In 1915 the 8th Battalion joined the British Army in France as part of the 1st Canadian Division. At the Second Battle of Ypres his troops faced the brunt of the German assault, involving the first use of poison gas in modern warfare. Lipsett is credited with issuing the first order to counteract the effects of poison gas, when he ordered his men to urinate on strips of cloth and tie them to their faces to neutralise the chlorine. Lipsett's battalion was instrumental in holding the line during the action and he was consequently rewarded by being made a Companion of the Order of St Michael and St George, promoted to the temporary rank of brigadier-general in September and given command of the 2nd Canadian Infantry Brigade, which he trained during the spring of 1916 to conduct major trench raids on German lines.
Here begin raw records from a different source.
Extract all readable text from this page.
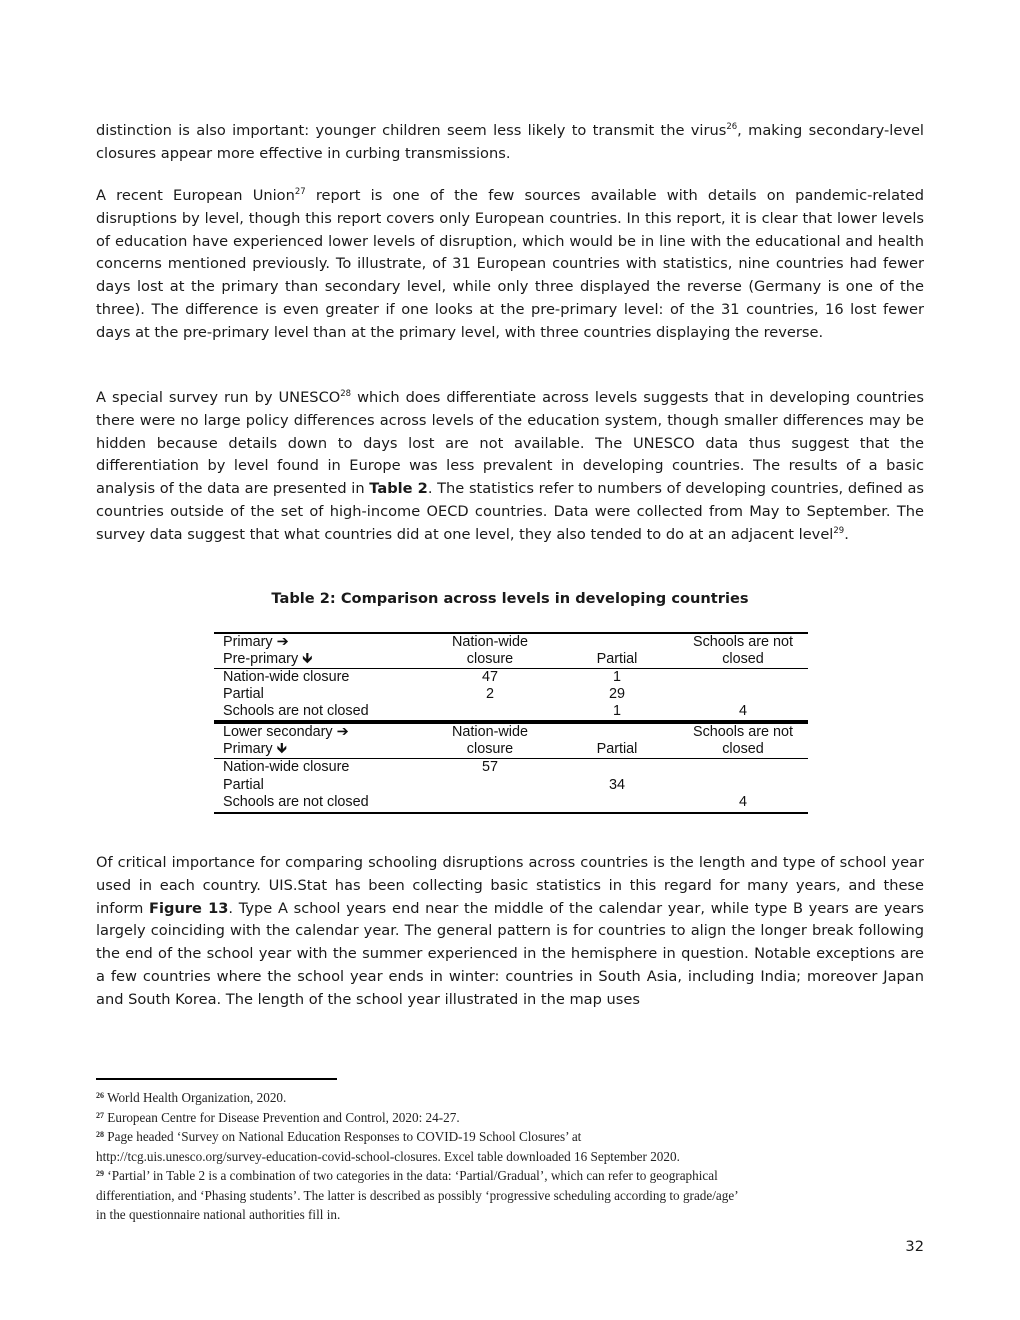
distinction is also important: younger children seem less likely to transmit the virus$^{26}$, making secondary-level closures appear more effective in curbing transmissions.

A recent European Union$^{27}$ report is one of the few sources available with details on pandemic-related disruptions by level, though this report covers only European countries. In this report, it is clear that lower levels of education have experienced lower levels of disruption, which would be in line with the educational and health concerns mentioned previously. To illustrate, of 31 European countries with statistics, nine countries had fewer days lost at the primary than secondary level, while only three displayed the reverse (Germany is one of the three). The difference is even greater if one looks at the pre-primary level: of the 31 countries, 16 lost fewer days at the pre-primary level than at the primary level, with three countries displaying the reverse.

A special survey run by UNESCO$^{28}$ which does differentiate across levels suggests that in developing countries there were no large policy differences across levels of the education system, though smaller differences may be hidden because details down to days lost are not available. The UNESCO data thus suggest that the differentiation by level found in Europe was less prevalent in developing countries. The results of a basic analysis of the data are presented in Table 2. The statistics refer to numbers of developing countries, defined as countries outside of the set of high-income OECD countries. Data were collected from May to September. The survey data suggest that what countries did at one level, they also tended to do at an adjacent level$^{29}$.

Table 2: Comparison across levels in developing countries
Primary ➔	Nation-wide		Schools are not
Pre-primary 🡻	closure	Partial	closed
Nation-wide closure	47	1	
Partial	2	29	
Schools are not closed		1	4
Lower secondary ➔	Nation-wide		Schools are not
Primary 🡻	closure	Partial	closed
Nation-wide closure	57		
Partial		34	
Schools are not closed			4

Of critical importance for comparing schooling disruptions across countries is the length and type of school year used in each country. UIS.Stat has been collecting basic statistics in this regard for many years, and these inform Figure 13. Type A school years end near the middle of the calendar year, while type B years are years largely coinciding with the calendar year. The general pattern is for countries to align the longer break following the end of the school year with the summer experienced in the hemisphere in question. Notable exceptions are a few countries where the school year ends in winter: countries in South Asia, including India; moreover Japan and South Korea. The length of the school year illustrated in the map uses

$^{26}$ World Health Organization, 2020.
$^{27}$ European Centre for Disease Prevention and Control, 2020: 24-27.
$^{28}$ Page headed ‘Survey on National Education Responses to COVID-19 School Closures’ at
http://tcg.uis.unesco.org/survey-education-covid-school-closures. Excel table downloaded 16 September 2020.
$^{29}$ ‘Partial’ in Table 2 is a combination of two categories in the data: ‘Partial/Gradual’, which can refer to geographical
differentiation, and ‘Phasing students’. The latter is described as possibly ‘progressive scheduling according to grade/age’
in the questionnaire national authorities fill in.
32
===3rd Canadian Division===
On 2 June 1916, the 3rd Canadian Division's general officer commanding (GOC), Major General Malcolm Mercer, was killed by enemy shellfire at Mount Sorrel in Belgium and Lipsett was given an acting promotion to replace him in command of the 3rd Division, and a brevet promotion to lieutenant colonel. The Canadian minister of militia and defence minister, Sir Sam Hughes, attempted to have him removed from the division in favour of Hughes' son Garnet, but Lipsett was so highly regarded in the Canadian military establishment that Lieutenant General Sir Julian Byng, commanding the Canadian Corps, overruled Hughes.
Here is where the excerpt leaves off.